Here, I give a example in which all illogical values as described above in the synteny file were removed using following script.

library("RIdeogram")
karyotype <- read.table("csat.karyotype_ternary.txt", header = TRUE, sep = "\t", stringsAsFactors = FALSE, fill = TRUE)
synteny <- read.table("csat.synteny_ternary.chrom-only.txt", header = TRUE, sep = "\t", stringsAsFactors = FALSE, fill = TRUE)

for (i in 1:nrow(synteny)){
  if (synteny[i, 8] == 1){
    synteny[i, 9] = max(synteny[i, 3] - subset(karyotype, species == "A-CBDRx" & Chr == synteny[i, 1])[1, 3],
                        synteny[i, 6] - subset(karyotype, species == "B-PKv3" & Chr == synteny[i, 4])[1, 3])
  } else if (synteny[i, 8] == 2){
    synteny[i, 9] = max(synteny[i, 3] - subset(karyotype, species == "A-CBDRx" & Chr == synteny[i, 1])[1, 3],
                        synteny[i, 6] - subset(karyotype, species == "C-FNv2" & Chr == synteny[i, 4])[1, 3])
  } else if (synteny[i, 8] == 3){
    synteny[i, 9] = max(synteny[i, 3] - subset(karyotype, species == "B-PKv3" & Chr == synteny[i, 1])[1, 3],
                        synteny[i, 6] - subset(karyotype, species == "C-FNv2" & Chr == synteny[i, 4])[1, 3])
  }
}

synteny <- subset(synteny, V9 < 0)[,1:8]

ideogram(karyotype = karyotype, synteny = synteny)
library("rsvg")
rsvg_pdf("chromosome.svg", "chromosome.pdf")

And, you can get this plot image

I think you need to check and correct the synteny file.

fohebert commented 4 years ago

Dear TickingClock1992 :-)

Thanks so much for taking the time to answer me. I appreciate it ! Based on your answer and from what I understand of the structure of the "synteny" file, I think I might have inverted columns 2-3 and 5-6 (i.e. start and end positions of the orthologs in each species). I might have misunderstood the tutorial, but in my synteny file, columns 2-3 are the start/end position of the gene in species 2, while columns 5-6 are start/end of the corresponding gene in species 1. So the positions you mention in your answer [104,110,927-104,120,203] are not the positions for the gene on chromosome 10 (total length of 20,404,172 bp) of B-PKVv4 (species 2), but the positions of the gene on chromosome 1 (total length of 104,987,320 bp) in A-CBDRx (species 1).

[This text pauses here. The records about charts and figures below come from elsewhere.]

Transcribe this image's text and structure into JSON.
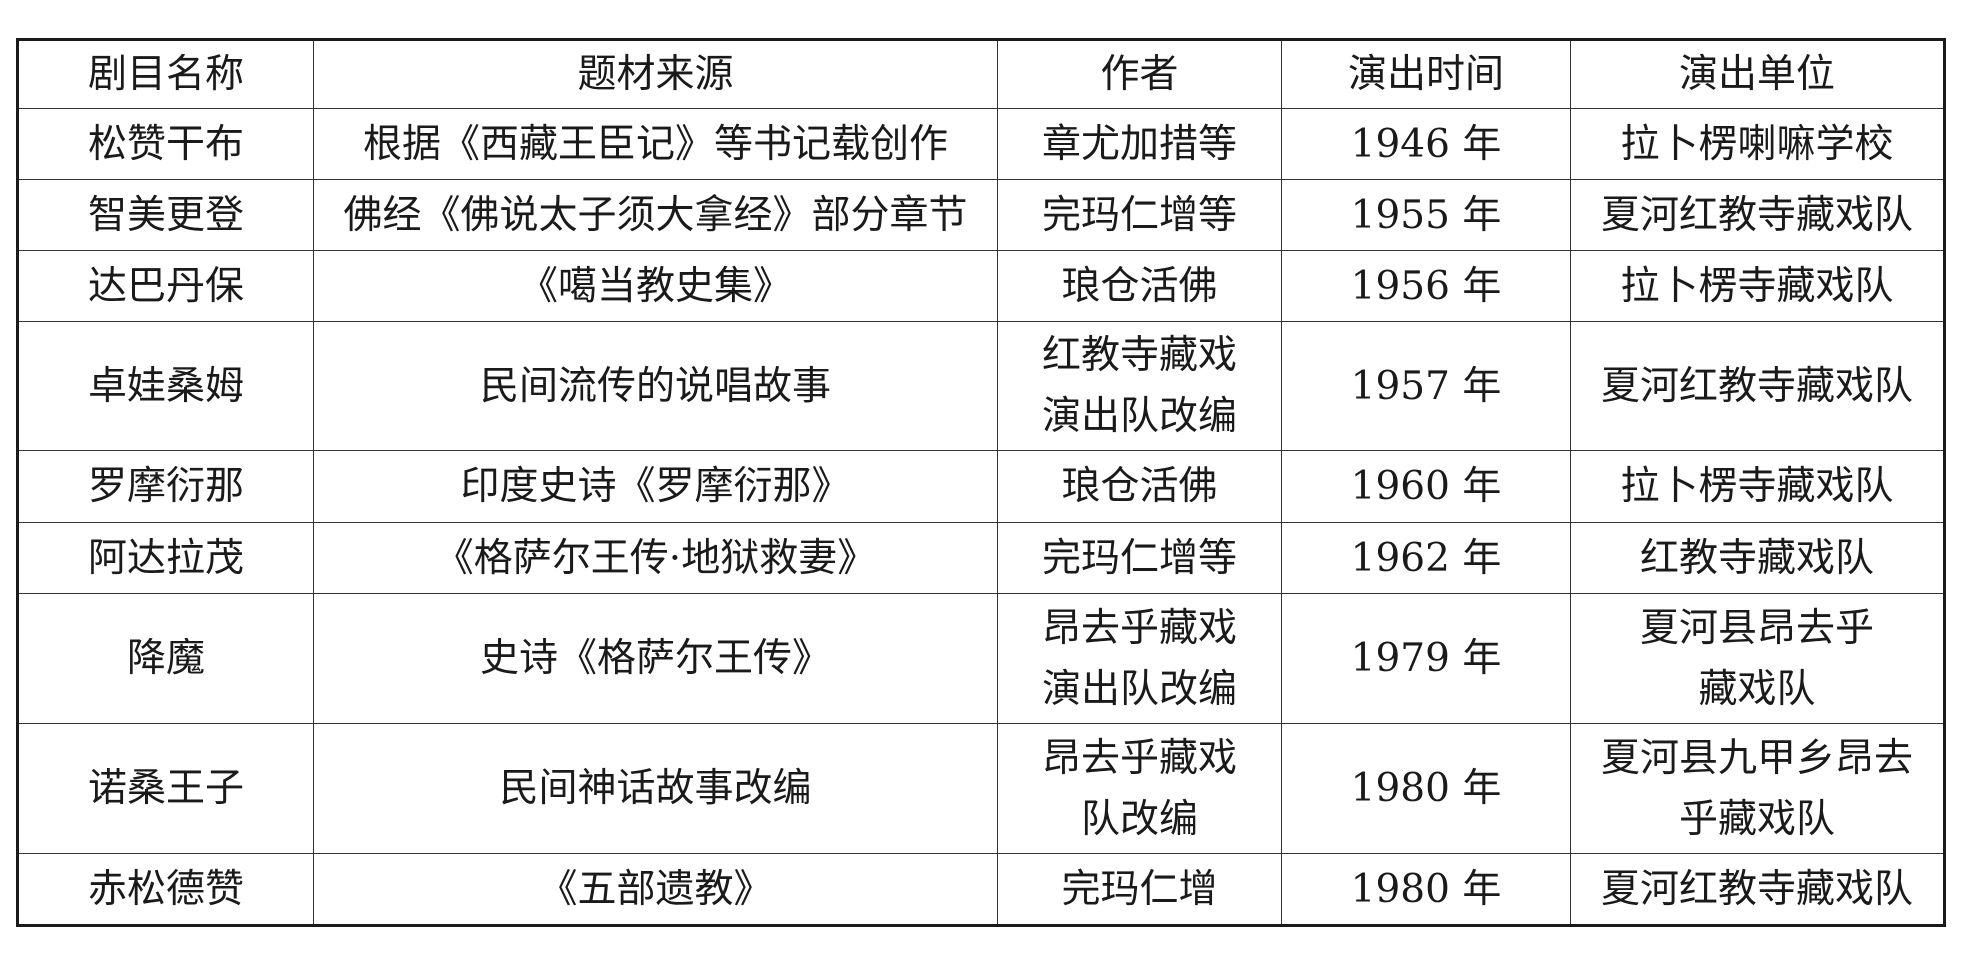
{
  "table": {
    "headers": [
      "剧目名称",
      "题材来源",
      "作者",
      "演出时间",
      "演出单位"
    ],
    "rows": [
      [
        "松赞干布",
        "根据《西藏王臣记》等书记载创作",
        "章尤加措等",
        "1946 年",
        "拉卜楞喇嘛学校"
      ],
      [
        "智美更登",
        "佛经《佛说太子须大拿经》部分章节",
        "完玛仁增等",
        "1955 年",
        "夏河红教寺藏戏队"
      ],
      [
        "达巴丹保",
        "《噶当教史集》",
        "琅仓活佛",
        "1956 年",
        "拉卜楞寺藏戏队"
      ],
      [
        "卓娃桑姆",
        "民间流传的说唱故事",
        "红教寺藏戏\n演出队改编",
        "1957 年",
        "夏河红教寺藏戏队"
      ],
      [
        "罗摩衍那",
        "印度史诗《罗摩衍那》",
        "琅仓活佛",
        "1960 年",
        "拉卜楞寺藏戏队"
      ],
      [
        "阿达拉茂",
        "《格萨尔王传·地狱救妻》",
        "完玛仁增等",
        "1962 年",
        "红教寺藏戏队"
      ],
      [
        "降魔",
        "史诗《格萨尔王传》",
        "昂去乎藏戏\n演出队改编",
        "1979 年",
        "夏河县昂去乎\n藏戏队"
      ],
      [
        "诺桑王子",
        "民间神话故事改编",
        "昂去乎藏戏\n队改编",
        "1980 年",
        "夏河县九甲乡昂去\n乎藏戏队"
      ],
      [
        "赤松德赞",
        "《五部遗教》",
        "完玛仁增",
        "1980 年",
        "夏河红教寺藏戏队"
      ]
    ]
  }
}
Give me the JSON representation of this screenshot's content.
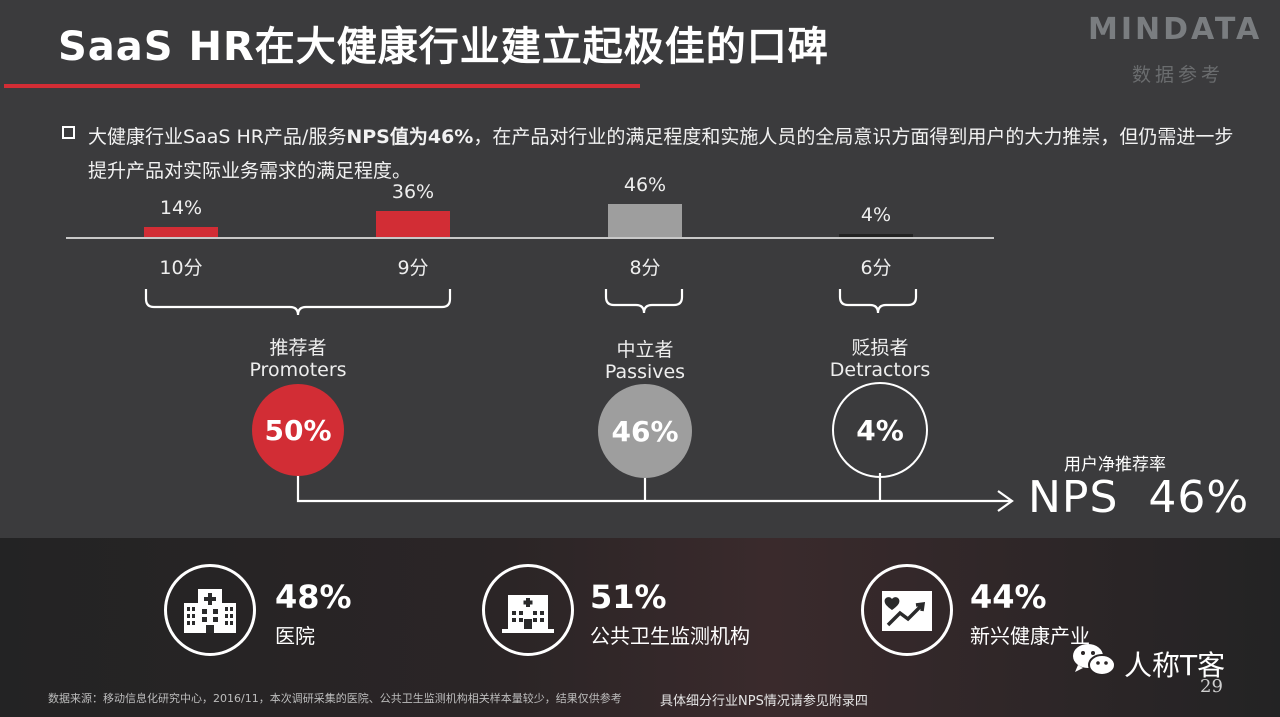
{
  "header": {
    "title": "SaaS HR在大健康行业建立起极佳的口碑",
    "logo_text": "MINDATA",
    "logo_sub": "数据参考"
  },
  "summary": {
    "part1": "大健康行业SaaS HR产品/服务",
    "highlight": "NPS值为46%",
    "part2": "，在产品对行业的满足程度和实施人员的全局意识方面得到用户的大力推崇，但仍需进一步提升产品对实际业务需求的满足程度。"
  },
  "chart_data": {
    "type": "bar",
    "categories": [
      "10分",
      "9分",
      "8分",
      "6分"
    ],
    "values": [
      14,
      36,
      46,
      4
    ],
    "value_labels": [
      "14%",
      "36%",
      "46%",
      "4%"
    ],
    "colors": [
      "#d22d35",
      "#d22d35",
      "#9e9e9e",
      "#222222"
    ],
    "ylim": [
      0,
      100
    ],
    "unit": "%"
  },
  "groups": [
    {
      "cn": "推荐者",
      "en": "Promoters",
      "value": "50%",
      "fill": "#d22d35"
    },
    {
      "cn": "中立者",
      "en": "Passives",
      "value": "46%",
      "fill": "#9e9e9e"
    },
    {
      "cn": "贬损者",
      "en": "Detractors",
      "value": "4%",
      "fill": "none"
    }
  ],
  "nps": {
    "caption": "用户净推荐率",
    "label": "NPS",
    "value": "46%"
  },
  "stats": [
    {
      "value": "48%",
      "label": "医院",
      "icon": "hospital-icon"
    },
    {
      "value": "51%",
      "label": "公共卫生监测机构",
      "icon": "health-building-icon"
    },
    {
      "value": "44%",
      "label": "新兴健康产业",
      "icon": "heart-trend-icon"
    }
  ],
  "footer": {
    "source": "数据来源：移动信息化研究中心，2016/11，本次调研采集的医院、公共卫生监测机构相关样本量较少，结果仅供参考",
    "appendix": "具体细分行业NPS情况请参见附录四",
    "brand": "人称T客",
    "page": "29"
  }
}
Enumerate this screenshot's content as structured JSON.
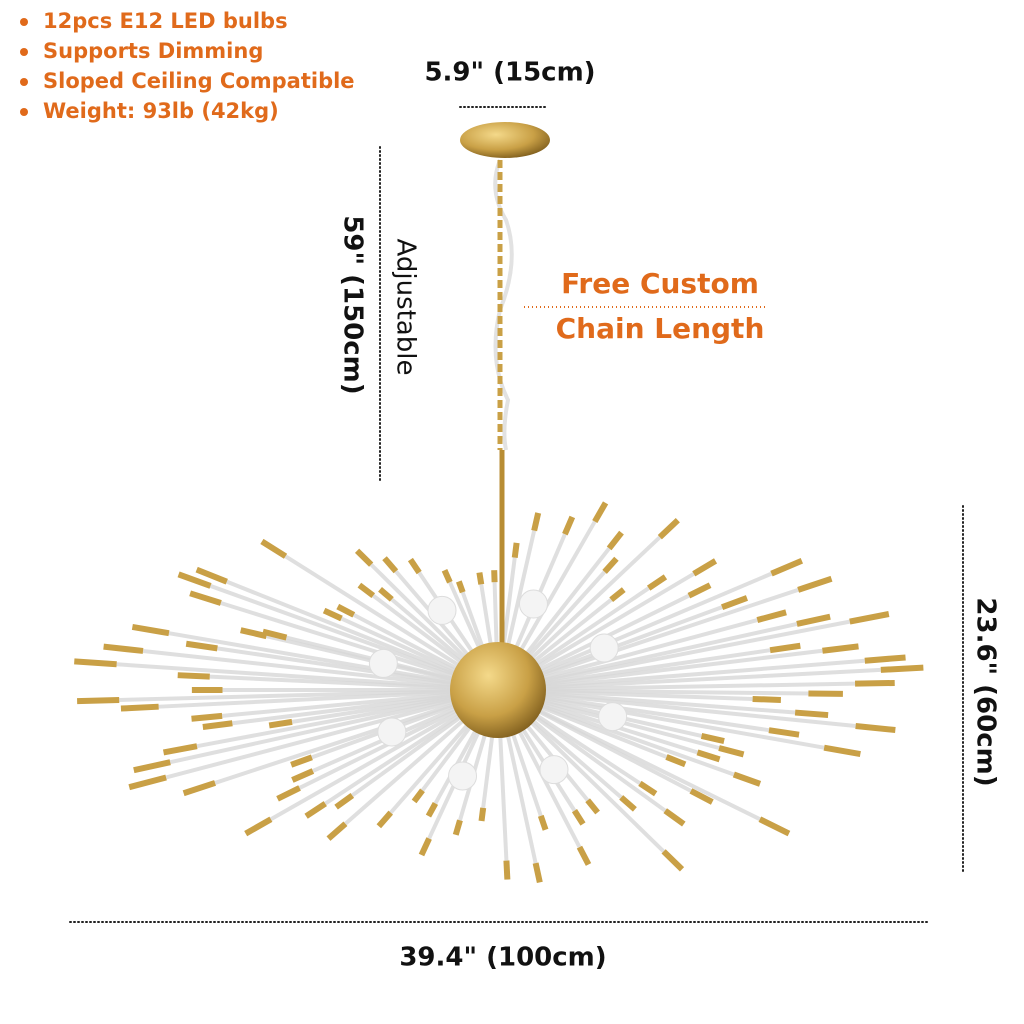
{
  "features": [
    "12pcs E12 LED bulbs",
    "Supports Dimming",
    "Sloped Ceiling Compatible",
    "Weight: 93lb (42kg)"
  ],
  "dimensions": {
    "canopy": "5.9\" (15cm)",
    "chain": "59\" (150cm)",
    "chain_note": "Adjustable",
    "height": "23.6\" (60cm)",
    "width": "39.4\" (100cm)"
  },
  "callout": {
    "line1": "Free Custom",
    "line2": "Chain Length"
  }
}
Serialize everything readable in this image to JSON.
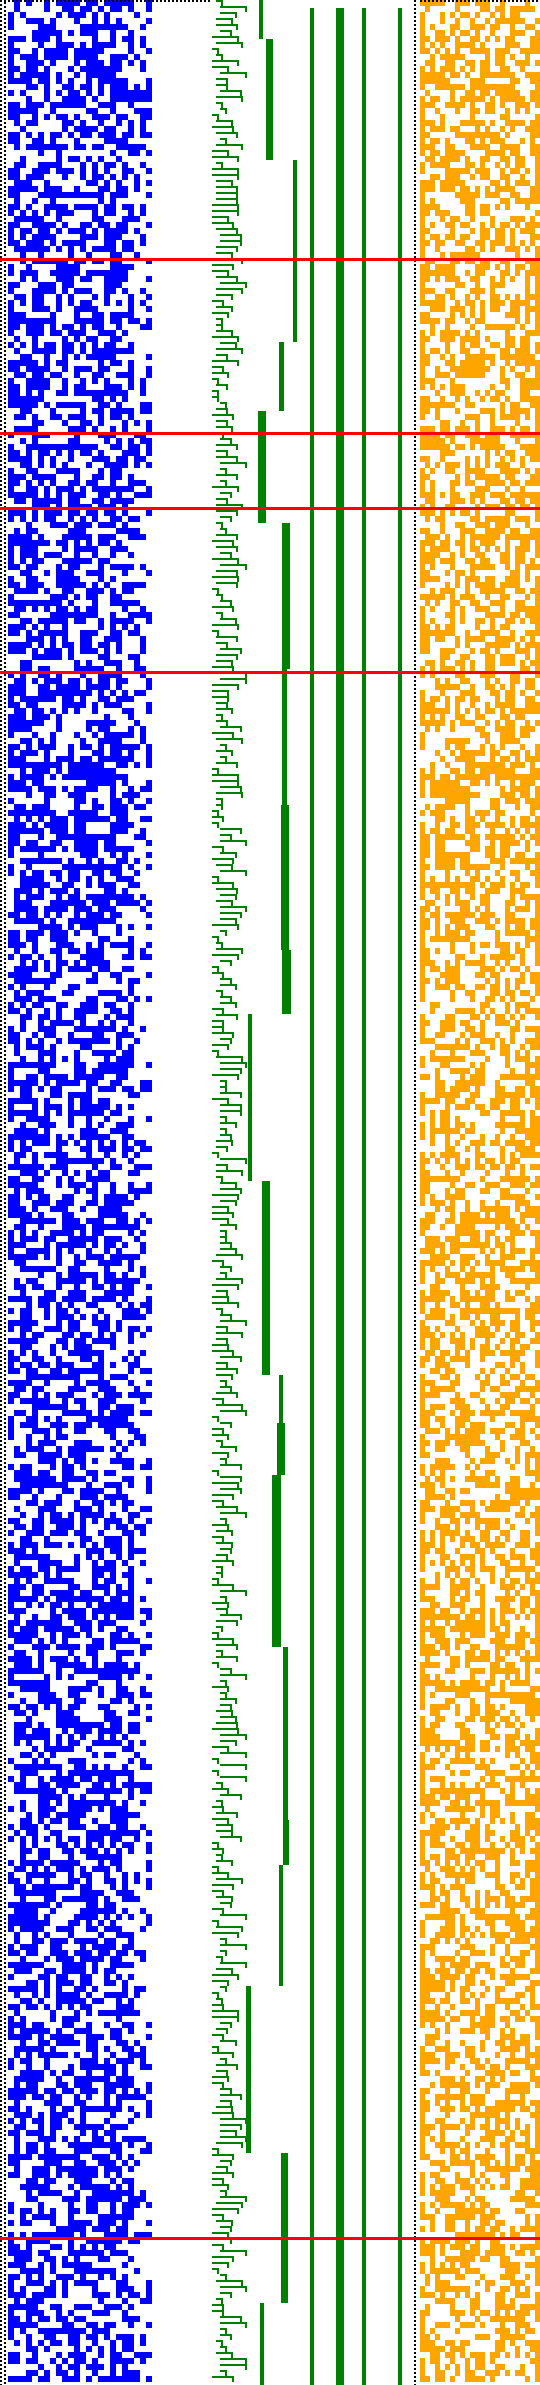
{
  "colors": {
    "background": "#ffffff",
    "left_dots": "#0000ff",
    "tree_edges": "#008000",
    "right_dots": "#ffa500",
    "markers": "#ff0000",
    "border_dots": "#000000"
  },
  "panels": {
    "left_matrix": {
      "columns": 24,
      "rows": 397,
      "fill": 0.55
    },
    "tree": {
      "columns": 10,
      "rows": 397
    },
    "right_matrix": {
      "columns": 24,
      "rows": 397,
      "fill": 0.5
    }
  },
  "markers": {
    "row_fractions": [
      0.1086,
      0.1814,
      0.2129,
      0.2817,
      0.9383
    ]
  }
}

I ran my R script from the beginning and used an "inverted" table (with columns 2-3 and 5-6 swapped, i.e. columns 2-3 become columns 5-6 and vice-versa), and it works fine. It gives me the graph that I was expecting. So my bad, I did not understand properly the structure of the input file. But it's all sorted out now. Thanks for your help and your time !

RIdeogram orthoFinder dec-2019

TickingClock1992 commented 4 years ago

It is very nice to know that it works for you.